At some stages most teenagers tend to react to and resist their parents in various ways. I think this happens in the “second puberty” too. Maybe there is a certain reaction to spiritual leadership known in the past. “Well, Uranda was around a long time ago and I love his voice, but how do I really know that ‘he was there’?” Martin’s been gone a long time too. My point here is that questioning is analogous to what probably occurred when we were fifteen and our parents suddenly became stupid. Structures in consciousness arise again to be handled clearly. This should not come as a surprise, and yet to many it does!
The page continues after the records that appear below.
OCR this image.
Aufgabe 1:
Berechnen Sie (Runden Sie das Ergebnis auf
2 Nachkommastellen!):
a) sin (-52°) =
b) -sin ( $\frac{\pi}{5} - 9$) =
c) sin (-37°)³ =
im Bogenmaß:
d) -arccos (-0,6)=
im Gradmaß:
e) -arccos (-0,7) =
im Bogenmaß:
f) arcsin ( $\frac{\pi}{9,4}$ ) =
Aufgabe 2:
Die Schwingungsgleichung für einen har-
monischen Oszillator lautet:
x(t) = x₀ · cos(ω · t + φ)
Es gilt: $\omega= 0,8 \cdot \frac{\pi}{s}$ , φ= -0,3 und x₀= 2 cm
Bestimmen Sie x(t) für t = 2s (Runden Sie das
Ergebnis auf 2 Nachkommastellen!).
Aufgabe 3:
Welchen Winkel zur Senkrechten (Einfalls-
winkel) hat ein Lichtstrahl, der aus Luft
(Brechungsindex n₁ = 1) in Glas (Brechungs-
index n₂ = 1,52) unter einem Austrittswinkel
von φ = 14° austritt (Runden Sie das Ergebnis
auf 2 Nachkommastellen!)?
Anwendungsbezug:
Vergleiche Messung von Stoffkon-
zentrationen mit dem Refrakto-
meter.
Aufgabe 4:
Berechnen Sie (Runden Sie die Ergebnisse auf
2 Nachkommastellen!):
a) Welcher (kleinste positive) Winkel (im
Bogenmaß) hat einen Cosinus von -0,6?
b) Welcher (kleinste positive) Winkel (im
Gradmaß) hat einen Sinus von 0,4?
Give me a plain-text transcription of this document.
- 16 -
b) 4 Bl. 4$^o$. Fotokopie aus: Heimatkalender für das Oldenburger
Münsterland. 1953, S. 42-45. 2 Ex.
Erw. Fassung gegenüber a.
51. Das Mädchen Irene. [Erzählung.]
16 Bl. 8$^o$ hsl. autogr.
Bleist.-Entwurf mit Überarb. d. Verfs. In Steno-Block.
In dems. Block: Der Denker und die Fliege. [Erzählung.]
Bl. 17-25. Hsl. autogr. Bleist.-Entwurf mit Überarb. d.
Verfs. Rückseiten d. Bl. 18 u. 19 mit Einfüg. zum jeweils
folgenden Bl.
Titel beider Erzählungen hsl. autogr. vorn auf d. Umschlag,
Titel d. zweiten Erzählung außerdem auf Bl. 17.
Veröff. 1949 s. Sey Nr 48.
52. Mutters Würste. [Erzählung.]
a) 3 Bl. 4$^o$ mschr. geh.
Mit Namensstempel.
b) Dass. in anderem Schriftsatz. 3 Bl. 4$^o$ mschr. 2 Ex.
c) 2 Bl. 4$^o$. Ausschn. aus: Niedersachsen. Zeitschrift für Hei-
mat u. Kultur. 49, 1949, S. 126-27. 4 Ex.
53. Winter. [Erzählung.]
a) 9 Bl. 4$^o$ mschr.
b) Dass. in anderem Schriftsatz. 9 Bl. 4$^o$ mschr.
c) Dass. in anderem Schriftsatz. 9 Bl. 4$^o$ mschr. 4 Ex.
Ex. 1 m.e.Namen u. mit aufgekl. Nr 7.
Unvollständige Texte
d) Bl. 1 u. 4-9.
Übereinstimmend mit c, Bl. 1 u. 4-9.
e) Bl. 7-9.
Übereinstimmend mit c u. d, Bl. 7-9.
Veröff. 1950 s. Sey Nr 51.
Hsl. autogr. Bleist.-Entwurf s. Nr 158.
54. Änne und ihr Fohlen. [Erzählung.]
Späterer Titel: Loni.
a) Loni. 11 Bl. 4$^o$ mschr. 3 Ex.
The cause of metamorphosis is invisible. It is a spiritual control well back of the cellular level, at what we could call a vibrational level. The caterpillar makes its total living substance available to the metamorphic process: it gives its all. That equates to complete open-heartedness in a person and the willingness to become nothing. With that yieldedness, that openness, then the One Spirit creates a new form out of the substance that was provided by the previous form. Life starts “butterflying” in the chrysalis before the butterfly form comes to the point of emerging from the chrysalis. There is the overlay of butterfly essence to which the mush responds, a pattern of invisible butterfly essence. The mush responds and forms itself along the lines of force in the butterfly essence, utilizing those seed cell groups as contact points in the material. Life “butterflies” first and then the form of butterfly comes around it. When the form is adequately together and mature, the chrysalis-womb can open and the butterfly emerges.
Living essence creates living structure. Essence contains the pattern of both form and function. This is an interesting thing to consider in terms of our own consciousnesses. For example, if I say, “A bird can fly because it has wings,” most people would agree with the statement because if you turn it around it’s clear that a bird could not fly if it didn’t have wings. But if what we call a bird is life “birding” and essence creates structure, then a bird has wings because it flies. Think about how the metamorphic process in consciousness can be released to operate more fully and thus the re-creation of the big life form of humankind may take place efficiently and effectively. This is what I feel we are responsible for.
It’s sometimes suggested that a first step toward an experience of new identity is to assume it, even though one might be still convinced of the old one. If we start acting like an adult, even though we may have an adolescent identity, an adult experience will be created. Our essence as human beings is divine, an aspect of the One Spirit. This is already present. It is the constant that is back of all change. We have forms because we live. We don’t live because we have forms. Let’s emphasize the source, the origin, of the life that is flowing through our bodies, minds, and hearts. Let’s identify with that, and the form, the structure, will change to accommodate that real nature. This is the way the door to transmutation opens.
Together, our invisible essences may create humankind anew. We can look at the transformative urge as it is appearing in ourselves and everywhere in our world. We can see it in any terms we might wish—social, political, economic, militarily, you name it. We know this process at a personal level, psychologically, emotionally, but if we relax in openness of heart we can accept the larger pattern in which it is all safely contained. Then the changes occurring in and around ourselves will be in accord with the divine design. That’s how it works. What could be more fulfilling?